See the last line above.

One unknown is whether there are any other exceptions coming from the reconnect() code other than IOError, self.connection_errors and timeout. Maybe, maybe not. That's why I do give some credit to this code, but it wouldn't hurt to plug this hole in a way that would prevent future bugs. In other words, as close to the base of the thread as possible.

#################################################################################

Ray Pekowski <email address hidden>

Jun 8 (2 days ago)

to OpenStack
Here is the first patch set for AMQP based RPCs:

I0d6ec8a5: Make AMQP based RPC consumer threads more robust

https://review.openstack.org/#/c/32235/1

I still need to add a QPID unit test case for it.
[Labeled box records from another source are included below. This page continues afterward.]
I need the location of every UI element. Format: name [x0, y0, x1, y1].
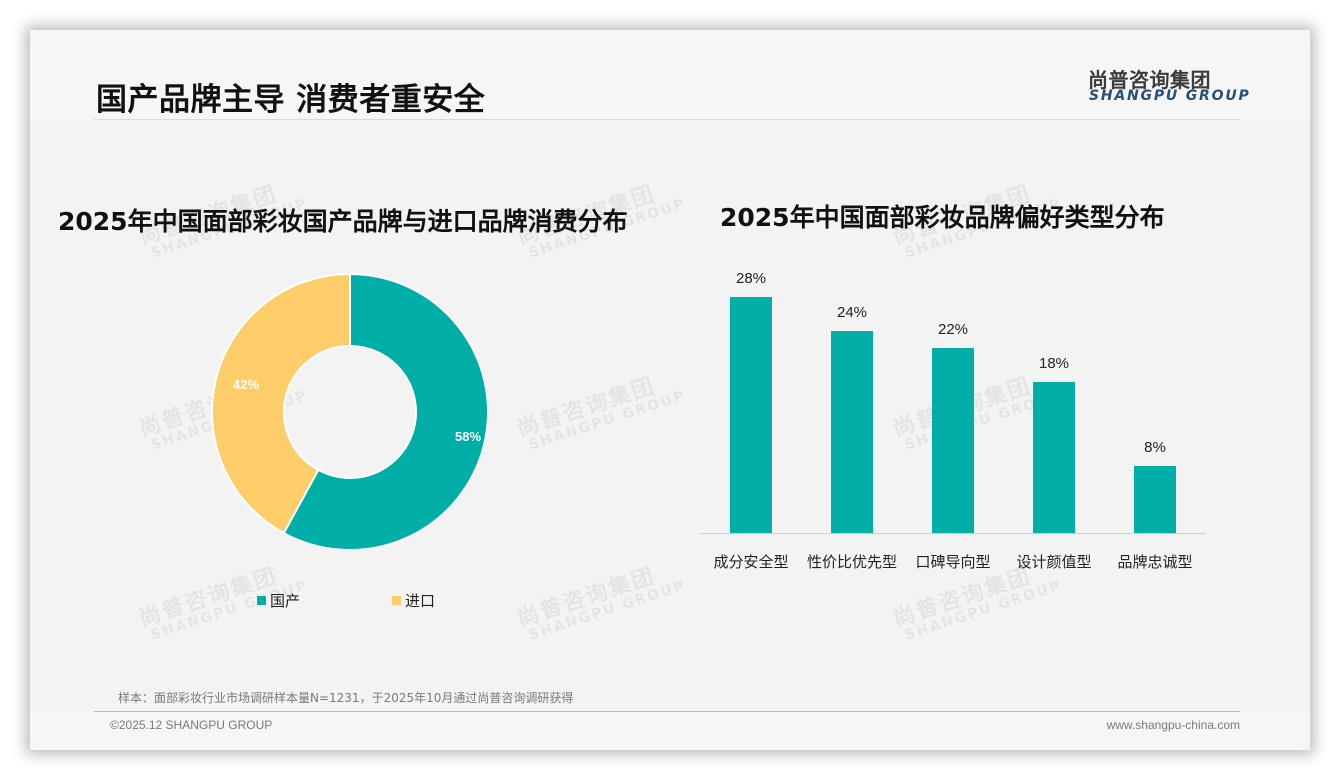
bar — [932, 348, 974, 533]
website-link[interactable]: www.shangpu-china.com — [1106, 718, 1240, 732]
logo-english: SHANGPU GROUP — [1089, 88, 1251, 104]
donut-label-imported: 42% — [233, 377, 260, 392]
donut-label-domestic: 58% — [455, 429, 482, 444]
x-axis-label: 成分安全型 — [713, 553, 789, 571]
footer-band — [30, 712, 1310, 750]
logo-chinese: 尚普咨询集团 — [1088, 68, 1211, 92]
footer-divider — [94, 711, 1240, 712]
donut-segment-domestic — [282, 272, 489, 551]
bar-value-label: 22% — [937, 321, 969, 338]
legend-swatch-yellow — [392, 596, 401, 605]
x-axis-label: 品牌忠诚型 — [1117, 553, 1193, 571]
legend-swatch-teal — [257, 596, 266, 605]
bar-value-label: 24% — [836, 304, 868, 321]
header-divider — [94, 119, 1240, 120]
source-note: 样本：面部彩妆行业市场调研样本量N=1231，于2025年10月通过尚普咨询调研… — [118, 691, 574, 705]
donut-segment-imported — [211, 272, 351, 535]
page-title: 国产品牌主导 消费者重安全 — [96, 82, 486, 118]
legend-item-domestic: 国产 — [257, 590, 300, 611]
copyright: ©2025.12 SHANGPU GROUP — [110, 718, 273, 732]
x-axis-label: 设计颜值型 — [1016, 553, 1092, 571]
legend-item-imported: 进口 — [392, 590, 435, 611]
bar — [831, 331, 873, 533]
x-axis-label: 性价比优先型 — [806, 553, 897, 571]
legend-label: 国产 — [270, 592, 301, 610]
bar-chart-title: 2025年中国面部彩妆品牌偏好类型分布 — [720, 203, 1165, 232]
header-band — [30, 30, 1310, 120]
donut-chart: 58% 42% — [210, 272, 490, 552]
donut-chart-svg — [211, 272, 489, 551]
bar-chart: 28% 24% 22% 18% 8% 成分安全型 性价比优先型 口碑导向型 设计… — [700, 270, 1206, 571]
bar-value-label: 8% — [1144, 439, 1166, 456]
bar-value-label: 18% — [1038, 355, 1070, 372]
bar — [1033, 382, 1075, 533]
x-axis-label: 口碑导向型 — [915, 553, 991, 571]
x-axis-line — [700, 533, 1206, 534]
donut-chart-title: 2025年中国面部彩妆国产品牌与进口品牌消费分布 — [58, 207, 628, 236]
slide: 尚普咨询集团 SHANGPU GROUP 尚普咨询集团 SHANGPU GROUP … — [30, 30, 1310, 750]
bar — [730, 297, 772, 533]
bar-value-label: 28% — [735, 270, 767, 287]
bar — [1134, 466, 1176, 533]
legend-label: 进口 — [405, 592, 436, 610]
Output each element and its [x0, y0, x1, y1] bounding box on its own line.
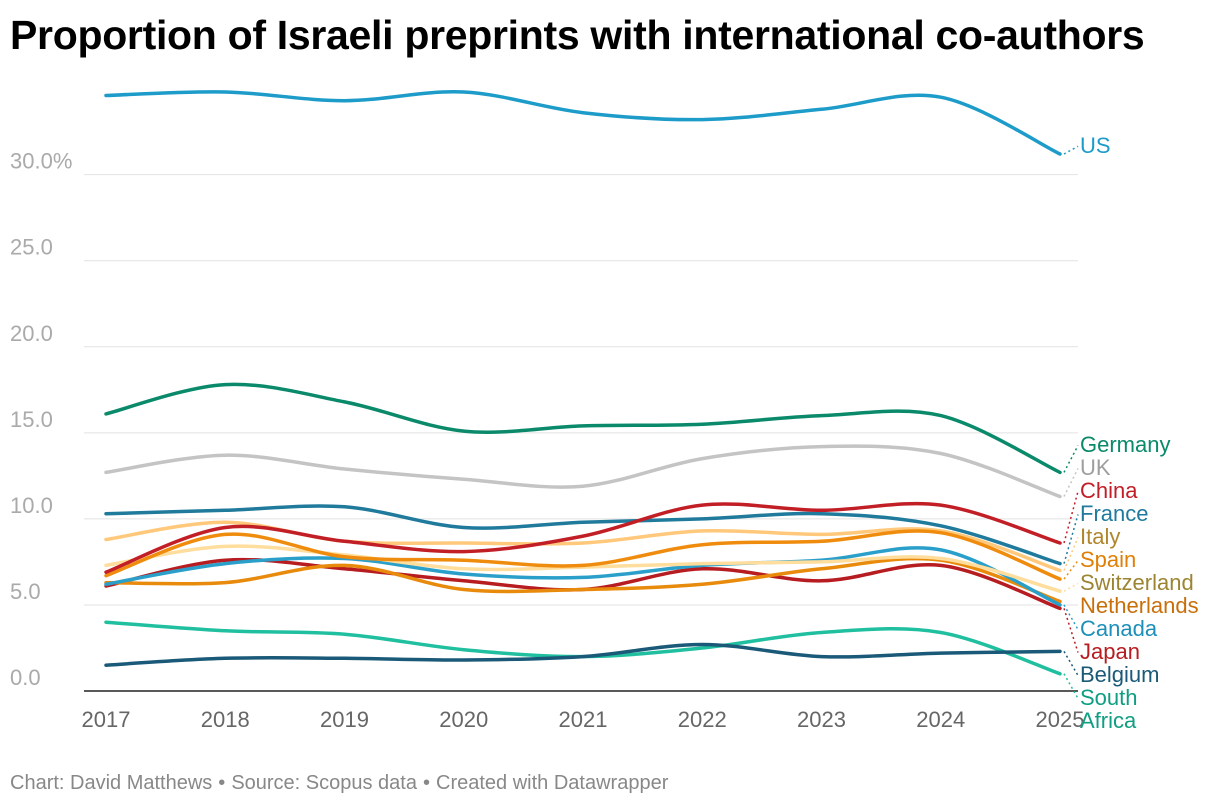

####################################################################################

Ray Pekowski <email address hidden>

Jun 8 (2 days ago)

to OpenStack

I have an idea. Maybe this code should be implemented as a decorator, for example calling it robust_thread. At least that would make it common between kombu and qpid code. Maybe zmq could use it. Perhaps other components have a similar situation whereby it would be good to restart crashed threads in a controlled manner.

##################################################################################

Ray Pekowski <email address hidden>

Jun 9 (1 day ago)

to OpenStack

Just submitted patch set 2 which uses a decorator: https://review.openstack.org/#/c/32235/1
Any preferences or comments on how it is implemented?